The source IP is not live at the moment:

It’s disturbing the network and consuming the bandwidth by making the VoIP server busy.
hping -c 20000 -d 100 -S -w 64 -p 21 –flood –rand-source target
–rand-source means select the source randomly. -p 21 to attack this port number.


To disturb the SIP service, target the SIP ports (5060, 5061) instead of 21.
UDP Flood Attack
UDP flood attack is the most common attack faced by VoIP network because most SIP devices use user datagram protocol, therefore attackers use UDP flood attack.
Download UDP flooder from packet storm, it is written in Perl.
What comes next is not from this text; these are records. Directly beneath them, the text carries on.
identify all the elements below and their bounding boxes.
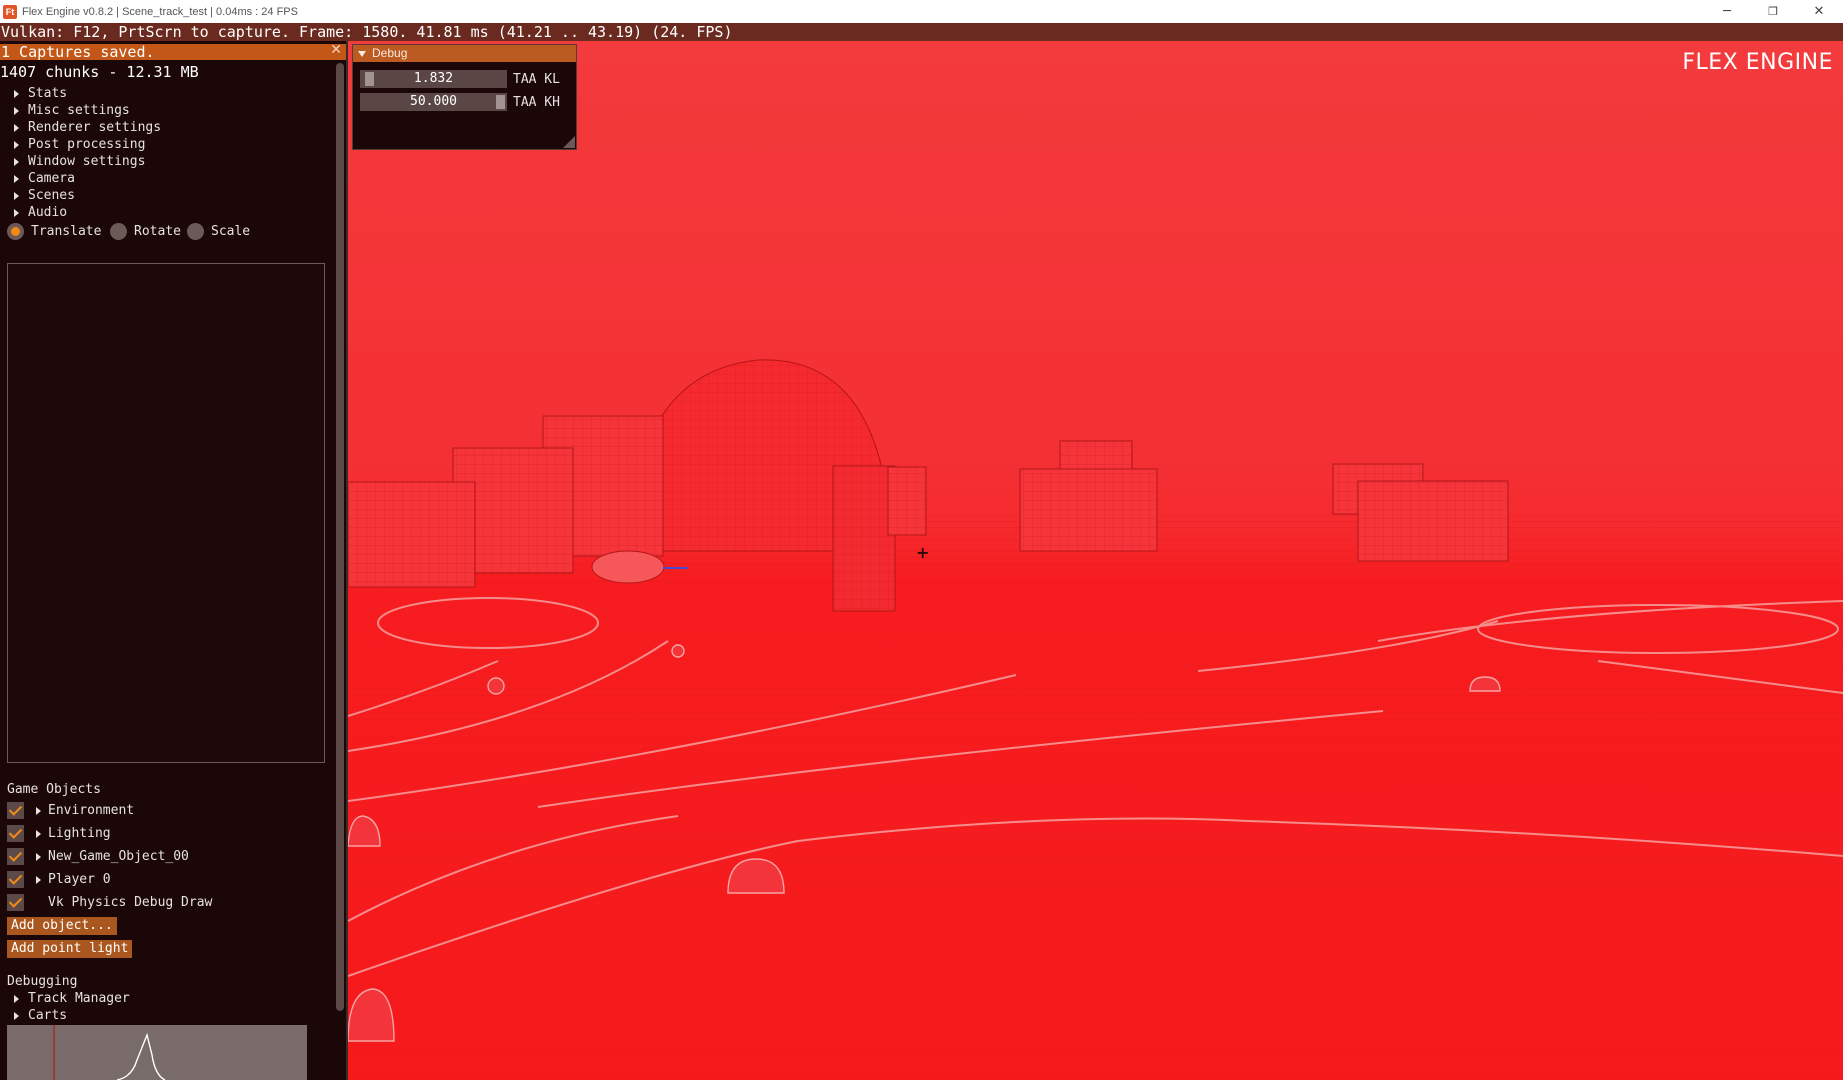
editor-panel: ✕ 1 Captures saved. 1407 chunks - 12.31 … <box>0 41 348 1080</box>
floor-plane <box>348 511 1843 1080</box>
preview-panel <box>7 263 325 763</box>
chevron-right-icon <box>14 90 19 98</box>
game-object-row-player[interactable]: Player 0 <box>7 871 111 888</box>
chevron-down-icon[interactable] <box>358 50 366 57</box>
radio-label: Rotate <box>134 224 181 239</box>
menu-item-label: Carts <box>28 1008 68 1023</box>
game-object-label: Player 0 <box>48 872 111 887</box>
captures-saved-text: 1 Captures saved. <box>1 43 155 61</box>
radio-translate[interactable]: Translate <box>7 223 101 240</box>
radio-selected-icon <box>7 223 24 240</box>
menu-item-track-manager[interactable]: Track Manager <box>14 991 130 1007</box>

The small packets were sent to UDP port 5060, which is a SIP (VoIP service), not to allow a legitimate user to make a call.
It can be clearly seen that the source IP continuously sends packets to the server IP in the SIP service.

Smurfs flood attack
A Smurf flood attack uses the concept of DDOS, where a large number of packets from multiple sources are sent to the target computer. In a smurf flood attack ICMP (Internet control message protocol) packets are sent from spoofed sources to the target computer, this flood attack works on broadcast, the spoofed sources not only send the packets but also broadcast them. The target computer responds to received ICMP packets because there are a large number of senders, the target cannot process the request for so long and eventually crashes.
Smurf6 preinstalled on Kali Linux can handle it.
interface smurf6 target_ip

Make sure you are using the network interface (wlan0 for WiFi and eth0 for wired). Wireshark shows that a large number of packets travel through the network as broadcast packets.

Countermeasures
The network administrator should design a strategy for continuous monitoring of network traffic to measure VoIP QoS (Quality of Service). Many vendors provide monitoring solutions to track performance and act on reports. Follow a standard model like DiffServ to create/manage your network. It is a quality of service protocol that controls the allocation of resources (bandwidth, priority). For example, on a network, RTP streams will be prioritized over P2P or email.